Why Many SAD Lamps Optimise for Brightness Over Biology
Most Seasonal Affective Disorder (SAD) lamps are designed to satisfy a brightness requirement.
They achieve this by concentrating output into a narrow blue peak around 450 nanometres (nm), allowing high lux readings from relatively small, intense sources.
This approach works visually and on spec sheets.
It is efficient.
It is easy to measure.
Biology responds differently.
Melanopsin does not respond optimally to narrow spectral spikes or point-like intensity. It integrates broad spectral input delivered across a wide portion of the retina and sustained over time.
As a result, many SAD lamps:
- prioritise peak brightness over retinal coverage
- rely on narrow blue output rather than broad, daylight-like spectra
- use small sources that increase glare and trigger pupil constriction
- deliver high lux while stimulating relatively little retinal area
The outcome is familiar.
Light that looks powerful on paper but feels harsh, fatiguing, or inconsistent in its biological effect.
How Chroma Approaches Spectrum, Geometry, and Exposure
Chroma designs light around biological interpretation rather than convenience metrics.
Rather than optimising for lux targets, designs like the Sky Portal and Sky Portal Mini are built around how the eye and circadian system actually integrate light.
This means:
- spectrum weighted for biological relevance, not visual brightness alone
- geometry treated as a first-order variable rather than an afterthought
- exposure shaped to engage more of the retina comfortably over time
In practice, the Sky Portal / Mini prioritises:
- wide-field illumination that stimulates a larger retinal area
- a balanced, day/night-aligned spectrum rather than narrow peaks
- diffuse output that limits glare and preserves natural pupil behaviour
The goal is not to overwhelm the eye with intensity.
It is to deliver a stronger biological signal by respecting how the eye actually receives and integrates light.
Note on Spectrum Design:
Unlike many SAD lamps that concentrate output in a narrow blue band, the Sky Portal and Sky Portal Mini's white channel is designed to shape which wavelengths reach the eye.
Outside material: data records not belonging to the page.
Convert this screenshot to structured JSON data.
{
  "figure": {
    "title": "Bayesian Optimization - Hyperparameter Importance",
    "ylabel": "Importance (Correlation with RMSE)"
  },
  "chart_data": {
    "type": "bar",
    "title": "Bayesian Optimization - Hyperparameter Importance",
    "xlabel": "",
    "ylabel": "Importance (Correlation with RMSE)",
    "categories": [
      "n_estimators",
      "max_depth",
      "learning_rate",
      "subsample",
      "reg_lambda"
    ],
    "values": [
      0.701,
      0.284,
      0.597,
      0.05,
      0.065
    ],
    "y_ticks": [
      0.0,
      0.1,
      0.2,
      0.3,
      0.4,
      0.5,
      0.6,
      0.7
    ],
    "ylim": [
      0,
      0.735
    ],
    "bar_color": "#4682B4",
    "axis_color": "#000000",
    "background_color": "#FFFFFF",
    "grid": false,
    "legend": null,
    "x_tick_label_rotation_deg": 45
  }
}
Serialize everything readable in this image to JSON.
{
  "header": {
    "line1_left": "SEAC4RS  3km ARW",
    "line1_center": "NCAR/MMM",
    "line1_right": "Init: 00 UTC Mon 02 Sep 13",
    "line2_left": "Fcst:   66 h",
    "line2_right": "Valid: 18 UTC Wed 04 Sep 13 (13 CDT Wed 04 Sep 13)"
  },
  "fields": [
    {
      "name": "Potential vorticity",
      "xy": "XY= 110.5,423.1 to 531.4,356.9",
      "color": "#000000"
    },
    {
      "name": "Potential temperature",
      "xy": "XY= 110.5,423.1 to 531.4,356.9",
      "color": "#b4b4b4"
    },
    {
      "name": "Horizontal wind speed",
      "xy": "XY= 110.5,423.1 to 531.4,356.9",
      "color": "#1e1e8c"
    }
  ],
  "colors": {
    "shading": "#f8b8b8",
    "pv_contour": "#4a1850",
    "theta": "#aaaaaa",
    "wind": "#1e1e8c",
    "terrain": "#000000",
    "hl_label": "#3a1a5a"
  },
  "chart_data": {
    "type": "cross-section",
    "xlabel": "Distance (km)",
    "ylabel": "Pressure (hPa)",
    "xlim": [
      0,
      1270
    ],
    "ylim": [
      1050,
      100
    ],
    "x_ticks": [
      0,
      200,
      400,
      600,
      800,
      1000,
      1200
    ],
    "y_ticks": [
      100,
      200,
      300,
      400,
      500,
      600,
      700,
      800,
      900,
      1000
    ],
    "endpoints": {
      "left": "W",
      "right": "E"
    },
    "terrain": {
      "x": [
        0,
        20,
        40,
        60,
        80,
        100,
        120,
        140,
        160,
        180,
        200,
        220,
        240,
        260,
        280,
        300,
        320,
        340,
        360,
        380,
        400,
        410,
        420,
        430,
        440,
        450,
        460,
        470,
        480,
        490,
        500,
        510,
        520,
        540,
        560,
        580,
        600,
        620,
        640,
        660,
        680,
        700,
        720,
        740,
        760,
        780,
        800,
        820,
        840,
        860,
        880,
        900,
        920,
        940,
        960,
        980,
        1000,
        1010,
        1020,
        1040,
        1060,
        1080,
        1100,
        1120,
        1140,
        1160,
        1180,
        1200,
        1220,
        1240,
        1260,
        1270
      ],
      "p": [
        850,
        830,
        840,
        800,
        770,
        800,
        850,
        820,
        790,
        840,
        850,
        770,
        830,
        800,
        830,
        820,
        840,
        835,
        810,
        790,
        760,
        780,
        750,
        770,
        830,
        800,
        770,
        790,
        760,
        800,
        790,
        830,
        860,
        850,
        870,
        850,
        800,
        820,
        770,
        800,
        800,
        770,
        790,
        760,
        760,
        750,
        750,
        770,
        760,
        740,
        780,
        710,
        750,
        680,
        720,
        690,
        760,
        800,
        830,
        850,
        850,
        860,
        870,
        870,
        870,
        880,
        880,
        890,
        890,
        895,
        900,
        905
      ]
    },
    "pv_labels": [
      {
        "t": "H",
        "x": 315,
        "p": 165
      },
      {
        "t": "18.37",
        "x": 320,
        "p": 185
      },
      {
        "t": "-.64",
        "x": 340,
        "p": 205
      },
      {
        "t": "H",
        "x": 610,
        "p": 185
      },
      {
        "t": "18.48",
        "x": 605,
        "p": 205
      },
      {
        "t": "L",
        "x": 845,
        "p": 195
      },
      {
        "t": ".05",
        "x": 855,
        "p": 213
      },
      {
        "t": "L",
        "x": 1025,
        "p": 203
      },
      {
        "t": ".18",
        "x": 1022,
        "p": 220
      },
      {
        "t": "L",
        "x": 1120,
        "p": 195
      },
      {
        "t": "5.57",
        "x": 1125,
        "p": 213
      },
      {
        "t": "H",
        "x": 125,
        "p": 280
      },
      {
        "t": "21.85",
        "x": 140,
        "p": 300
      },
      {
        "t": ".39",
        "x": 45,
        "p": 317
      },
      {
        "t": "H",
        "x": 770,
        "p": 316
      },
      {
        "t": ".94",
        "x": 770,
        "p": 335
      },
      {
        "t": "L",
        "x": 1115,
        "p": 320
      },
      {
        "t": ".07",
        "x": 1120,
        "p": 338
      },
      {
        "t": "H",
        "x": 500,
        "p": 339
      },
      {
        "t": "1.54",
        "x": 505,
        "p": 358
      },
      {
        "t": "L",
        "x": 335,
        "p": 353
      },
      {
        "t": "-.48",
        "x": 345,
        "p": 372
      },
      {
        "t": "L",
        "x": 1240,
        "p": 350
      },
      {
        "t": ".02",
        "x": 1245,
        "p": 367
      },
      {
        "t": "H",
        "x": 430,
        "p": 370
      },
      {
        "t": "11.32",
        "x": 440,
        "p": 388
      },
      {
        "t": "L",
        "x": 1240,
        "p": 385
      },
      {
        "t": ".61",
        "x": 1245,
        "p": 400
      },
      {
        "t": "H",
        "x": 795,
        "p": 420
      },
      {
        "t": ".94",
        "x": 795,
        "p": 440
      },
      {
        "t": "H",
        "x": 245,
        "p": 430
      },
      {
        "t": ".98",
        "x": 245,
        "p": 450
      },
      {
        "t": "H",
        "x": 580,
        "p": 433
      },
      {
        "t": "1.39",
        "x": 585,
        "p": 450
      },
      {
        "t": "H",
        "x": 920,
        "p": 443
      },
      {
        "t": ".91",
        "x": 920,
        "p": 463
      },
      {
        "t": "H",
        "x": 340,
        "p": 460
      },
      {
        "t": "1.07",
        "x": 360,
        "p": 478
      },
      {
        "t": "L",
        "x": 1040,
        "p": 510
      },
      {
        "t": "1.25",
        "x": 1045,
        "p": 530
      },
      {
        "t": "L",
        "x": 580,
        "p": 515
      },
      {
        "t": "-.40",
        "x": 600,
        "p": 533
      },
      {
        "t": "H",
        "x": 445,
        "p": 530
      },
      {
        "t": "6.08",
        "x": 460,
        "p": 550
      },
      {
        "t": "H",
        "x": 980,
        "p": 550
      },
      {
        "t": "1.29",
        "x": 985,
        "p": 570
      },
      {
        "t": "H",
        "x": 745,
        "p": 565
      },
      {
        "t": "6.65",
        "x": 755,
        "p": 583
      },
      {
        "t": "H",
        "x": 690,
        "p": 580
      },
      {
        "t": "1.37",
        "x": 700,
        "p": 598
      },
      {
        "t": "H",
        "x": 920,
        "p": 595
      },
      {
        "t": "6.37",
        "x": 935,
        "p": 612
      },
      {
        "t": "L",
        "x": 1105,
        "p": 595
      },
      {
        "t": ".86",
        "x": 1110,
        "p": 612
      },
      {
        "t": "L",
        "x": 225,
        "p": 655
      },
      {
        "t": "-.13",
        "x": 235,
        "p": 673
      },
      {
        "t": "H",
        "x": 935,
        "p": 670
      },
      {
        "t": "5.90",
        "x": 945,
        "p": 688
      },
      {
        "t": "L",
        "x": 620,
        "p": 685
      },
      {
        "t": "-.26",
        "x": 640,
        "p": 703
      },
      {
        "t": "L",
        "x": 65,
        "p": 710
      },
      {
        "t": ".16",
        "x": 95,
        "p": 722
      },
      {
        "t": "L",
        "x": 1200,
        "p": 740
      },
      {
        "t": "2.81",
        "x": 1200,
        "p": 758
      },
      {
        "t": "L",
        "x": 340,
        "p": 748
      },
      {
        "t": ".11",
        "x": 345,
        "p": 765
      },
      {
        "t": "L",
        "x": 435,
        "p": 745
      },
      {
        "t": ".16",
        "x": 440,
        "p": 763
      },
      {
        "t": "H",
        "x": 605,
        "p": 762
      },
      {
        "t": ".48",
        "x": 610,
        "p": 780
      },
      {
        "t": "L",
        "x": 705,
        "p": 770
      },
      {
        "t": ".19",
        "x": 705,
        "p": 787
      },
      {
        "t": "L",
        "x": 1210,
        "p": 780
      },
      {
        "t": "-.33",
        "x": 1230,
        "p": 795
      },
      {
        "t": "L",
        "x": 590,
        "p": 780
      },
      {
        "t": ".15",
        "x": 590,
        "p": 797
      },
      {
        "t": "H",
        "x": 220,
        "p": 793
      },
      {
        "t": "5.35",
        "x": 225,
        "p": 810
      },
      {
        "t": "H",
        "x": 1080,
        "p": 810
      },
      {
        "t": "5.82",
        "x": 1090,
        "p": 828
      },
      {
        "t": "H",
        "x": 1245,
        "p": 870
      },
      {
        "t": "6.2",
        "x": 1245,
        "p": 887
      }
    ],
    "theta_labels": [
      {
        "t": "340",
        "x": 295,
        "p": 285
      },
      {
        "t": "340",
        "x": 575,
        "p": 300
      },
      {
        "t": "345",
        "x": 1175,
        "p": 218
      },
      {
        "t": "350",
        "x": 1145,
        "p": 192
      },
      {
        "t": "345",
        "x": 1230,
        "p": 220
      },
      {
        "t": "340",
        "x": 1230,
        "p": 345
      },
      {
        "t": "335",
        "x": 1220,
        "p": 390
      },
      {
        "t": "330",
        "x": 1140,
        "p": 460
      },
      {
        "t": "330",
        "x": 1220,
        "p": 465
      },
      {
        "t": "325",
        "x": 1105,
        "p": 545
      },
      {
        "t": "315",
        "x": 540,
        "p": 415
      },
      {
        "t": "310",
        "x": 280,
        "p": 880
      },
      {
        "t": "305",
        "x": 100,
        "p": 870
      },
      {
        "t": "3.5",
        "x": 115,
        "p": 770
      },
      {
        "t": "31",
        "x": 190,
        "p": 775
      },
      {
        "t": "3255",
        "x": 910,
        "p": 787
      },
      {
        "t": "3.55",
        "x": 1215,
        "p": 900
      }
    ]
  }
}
It reduces the 430–460 nm blue range commonly associated with visual strain, while increasing output in the violet and cyan bands around 415 nm and 480 nm. These wavelengths are relevant for stimulating multiple non-visual photoreceptors, including OPN3 (Encephalopsin), OPN4 (melanopsin), and OPN5 (Neuropsin), which are involved in alertness, mood regulation, and circadian signaling.
The intent is not to increase perceived brightness, but to deliver biologically useful light more efficiently and comfortably.

Lux Measures Light. Biology Reads the World.
Lux is a useful number.
It tells us:
how bright a point appears under specific conditions.
It does not describe:
how light behaves across the retina, over time, within a living system.
If two lights measure the same lux but feel different, it is because they are different.
Your biology is not confused.
It is responding accurately to information lux cannot see.